The purpose of this repo is to provide a base Dockerfile for data science projects using Docker, Python3, Anaconda3, and Jupyter notebooks. You will find included in this project:
- A base Dockerfile that generates the drostehk/py-base-ds image.
- An example Dockerfile.dev that can be used as the base for other repos that will extend from drostehk/py-base-ds.
- The environment.yml that contains many of the fundamental dependencies and packages for projects.
- The jupyter_notebook_config.py that specifies some reasonable defaults for the Jupyter notebook configuration.
- A docker-compose.template.yml that can be customized by other repos.
- A docker-compose.yml specifically for this repo to show how things work.
You may be wondering why we would leverage Docker for data science using Jupyter notebooks. There are a few reasons:
- By scripting the setup and having everything run in a standard image, we eliminate issues caused by configuration differences between different environments.

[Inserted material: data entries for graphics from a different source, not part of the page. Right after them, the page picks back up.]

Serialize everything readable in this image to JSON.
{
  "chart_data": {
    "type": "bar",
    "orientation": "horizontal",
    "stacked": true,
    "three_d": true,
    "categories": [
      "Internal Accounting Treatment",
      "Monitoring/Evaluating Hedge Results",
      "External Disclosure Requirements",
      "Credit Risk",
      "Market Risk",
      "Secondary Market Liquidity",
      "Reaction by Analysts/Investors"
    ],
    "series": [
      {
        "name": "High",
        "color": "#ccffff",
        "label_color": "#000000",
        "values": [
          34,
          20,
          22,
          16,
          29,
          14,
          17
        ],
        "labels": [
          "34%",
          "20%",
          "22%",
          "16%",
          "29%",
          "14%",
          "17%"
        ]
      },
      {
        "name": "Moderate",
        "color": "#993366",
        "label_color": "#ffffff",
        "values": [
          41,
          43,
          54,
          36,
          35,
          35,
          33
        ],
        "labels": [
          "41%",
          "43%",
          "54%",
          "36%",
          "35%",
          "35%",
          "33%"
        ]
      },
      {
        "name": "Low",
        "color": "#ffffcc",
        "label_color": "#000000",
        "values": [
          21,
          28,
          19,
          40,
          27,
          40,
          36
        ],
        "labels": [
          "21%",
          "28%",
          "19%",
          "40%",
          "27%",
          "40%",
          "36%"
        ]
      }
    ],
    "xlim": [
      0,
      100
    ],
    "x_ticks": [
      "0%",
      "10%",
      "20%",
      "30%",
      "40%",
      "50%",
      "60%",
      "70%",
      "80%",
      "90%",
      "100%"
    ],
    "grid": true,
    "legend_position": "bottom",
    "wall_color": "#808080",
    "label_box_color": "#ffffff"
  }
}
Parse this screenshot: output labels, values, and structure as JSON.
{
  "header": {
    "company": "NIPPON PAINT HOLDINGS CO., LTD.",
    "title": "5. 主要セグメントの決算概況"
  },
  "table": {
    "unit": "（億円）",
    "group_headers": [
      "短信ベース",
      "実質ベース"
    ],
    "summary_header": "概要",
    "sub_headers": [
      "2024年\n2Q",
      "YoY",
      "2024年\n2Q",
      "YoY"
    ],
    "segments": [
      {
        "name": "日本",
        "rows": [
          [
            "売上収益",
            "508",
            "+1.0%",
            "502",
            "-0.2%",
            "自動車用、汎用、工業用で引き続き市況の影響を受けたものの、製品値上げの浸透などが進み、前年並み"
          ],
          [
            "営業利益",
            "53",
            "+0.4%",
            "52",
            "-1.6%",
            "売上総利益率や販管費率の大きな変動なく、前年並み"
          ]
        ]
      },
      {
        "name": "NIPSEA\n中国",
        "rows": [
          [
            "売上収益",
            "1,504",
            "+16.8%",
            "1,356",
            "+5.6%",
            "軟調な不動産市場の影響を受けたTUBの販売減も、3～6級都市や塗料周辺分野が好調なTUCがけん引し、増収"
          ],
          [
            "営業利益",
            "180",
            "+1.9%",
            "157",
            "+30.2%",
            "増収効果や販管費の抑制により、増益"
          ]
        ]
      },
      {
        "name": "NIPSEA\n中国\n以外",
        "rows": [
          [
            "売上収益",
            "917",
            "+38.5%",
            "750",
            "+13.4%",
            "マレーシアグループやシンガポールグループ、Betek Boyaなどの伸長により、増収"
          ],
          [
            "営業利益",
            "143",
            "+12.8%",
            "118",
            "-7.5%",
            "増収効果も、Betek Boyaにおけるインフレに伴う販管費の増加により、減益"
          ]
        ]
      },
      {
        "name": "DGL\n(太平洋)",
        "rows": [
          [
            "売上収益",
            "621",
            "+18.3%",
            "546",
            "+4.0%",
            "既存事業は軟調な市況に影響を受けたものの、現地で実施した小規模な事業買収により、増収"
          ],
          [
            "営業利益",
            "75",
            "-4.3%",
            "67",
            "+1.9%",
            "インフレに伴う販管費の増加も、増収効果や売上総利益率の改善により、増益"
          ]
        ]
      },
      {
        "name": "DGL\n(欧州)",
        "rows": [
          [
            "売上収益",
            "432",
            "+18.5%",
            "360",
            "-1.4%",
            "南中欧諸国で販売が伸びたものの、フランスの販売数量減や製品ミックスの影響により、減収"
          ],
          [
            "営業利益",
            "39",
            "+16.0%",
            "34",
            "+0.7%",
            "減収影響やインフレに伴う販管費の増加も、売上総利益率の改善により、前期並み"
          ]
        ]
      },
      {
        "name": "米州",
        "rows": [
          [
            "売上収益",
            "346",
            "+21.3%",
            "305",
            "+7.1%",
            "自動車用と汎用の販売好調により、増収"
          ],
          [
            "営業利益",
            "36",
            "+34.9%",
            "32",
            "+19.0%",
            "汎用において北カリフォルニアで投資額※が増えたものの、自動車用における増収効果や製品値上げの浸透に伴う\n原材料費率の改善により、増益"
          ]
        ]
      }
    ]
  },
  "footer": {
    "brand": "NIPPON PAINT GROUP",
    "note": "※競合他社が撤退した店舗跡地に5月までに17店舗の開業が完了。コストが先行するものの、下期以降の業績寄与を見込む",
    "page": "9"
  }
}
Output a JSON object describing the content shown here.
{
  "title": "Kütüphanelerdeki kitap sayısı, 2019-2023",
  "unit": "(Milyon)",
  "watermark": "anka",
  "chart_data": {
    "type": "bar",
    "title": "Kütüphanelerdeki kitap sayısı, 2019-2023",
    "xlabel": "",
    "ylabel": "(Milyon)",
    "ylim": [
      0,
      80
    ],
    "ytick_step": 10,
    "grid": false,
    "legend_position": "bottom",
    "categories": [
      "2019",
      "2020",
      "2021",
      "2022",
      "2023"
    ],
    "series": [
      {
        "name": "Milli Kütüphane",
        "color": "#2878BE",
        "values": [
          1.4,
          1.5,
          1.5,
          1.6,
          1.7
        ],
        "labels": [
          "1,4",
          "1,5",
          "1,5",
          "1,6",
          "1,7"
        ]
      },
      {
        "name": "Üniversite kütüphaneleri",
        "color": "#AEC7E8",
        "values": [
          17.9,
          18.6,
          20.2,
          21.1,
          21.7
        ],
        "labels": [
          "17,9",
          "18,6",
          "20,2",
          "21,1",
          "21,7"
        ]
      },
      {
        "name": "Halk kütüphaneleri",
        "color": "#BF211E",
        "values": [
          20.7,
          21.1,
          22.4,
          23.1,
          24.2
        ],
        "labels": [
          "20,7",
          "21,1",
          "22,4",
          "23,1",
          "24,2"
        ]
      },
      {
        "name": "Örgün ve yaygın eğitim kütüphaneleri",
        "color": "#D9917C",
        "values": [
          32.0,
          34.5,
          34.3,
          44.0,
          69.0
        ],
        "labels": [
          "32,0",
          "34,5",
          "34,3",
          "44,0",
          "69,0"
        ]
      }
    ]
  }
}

- It makes it very fast to get up and running. By just installing Docker and running a single command (
docker-compose up
) you have a working environment. - We want to create easily reproducible environments when we are ready to go to production.
One concern regarding this workflow for development is the slowness of having to rebuild the Docker image whenever we want to make configuration changes like modifying the environment.yml. We have attempted to address this in two ways:
-
Leveraging the Dockerfile cache by ordering statements such that the most expensive steps are executed first. This means that if you rebuild the container for a small change, like a jupyter_notebook_config.py change, it won't rebuild the environment, it will just recopy that file into the image.
-
Leveraging Docker inheritance and only performing updates in the child image. If you look at Dockerfile.dev, it inherits from our base image which did all the hard work of setting up the environment. This means if you change the environment.yml in a development setting you can simply rebuild the dev image and this will result in copying the environment.yml into your dev image and simply running update instead of rebuilding the entire environment.
Setup should be relatively straightforward:
- Install Docker native for your environment.
- Run:
docker-compose up
Running docker-compose up
will pull the latest version of the drostehk/py-base-ds from our Docker Hub repo, build the py-base-ds-dev image locally, and run the image mounting the example notebooks folder included here as a volume inside the image. This will allow you to access Jupyter via http://localhost:8888.
You are welcome to use this repo standalone. If you do, you may find that you would like to add to or modify the packages contained in the environment.yml from time to time. If you do this, you will need to do the following in order to refresh the packages in the Docker image:
docker-compose down
(only if it is already running)docker-compose build
docker-compose up
Note: This will only run the anaconda update command on the environment and will not recreate the environment from scratch.
If you decide that you want to either rebuild the environment from scratch OR make changes to the jupyter_notebook_config.py, then a little extra work is required:
docker-compose down
(only if it is already running)docker build -t drostehk/py-base-ds .
docker-compose build
docker-compose up
If you would like to leverage drostehk/py-base-ds as the base for your Docker image, then you can do the following:
- Copy the Dockerfile.dev into your repo with the filename Dockerfile and make any additions necessary. You should probably also change the FROM drostehk/py-base-ds:latest to be a specific version of py-base-ds rather than 'latest' in order to get consistent results.
- Copy the docker-compose.template.yml into your repo with the filename docker-compose.yml. You should modify the following properties according to match your requirements:
- your-org
- your-image-name
- your-notebooks-path (this can be a relative path, see docker-compose.yml for an example)
- Optionally, if you would like to override the dependencies and packages, you can create your own environment.yml file.
- Optionally, if you would like to override the jupyter_notebook_config.py, you can do so, but you will also need to add a line to your Dockerfile which will COPY the file overtop of the existing one. See the Dockerfile in this repo for an example.
Once you have followed these steps, you can run the same commands as specified in the Workflow section.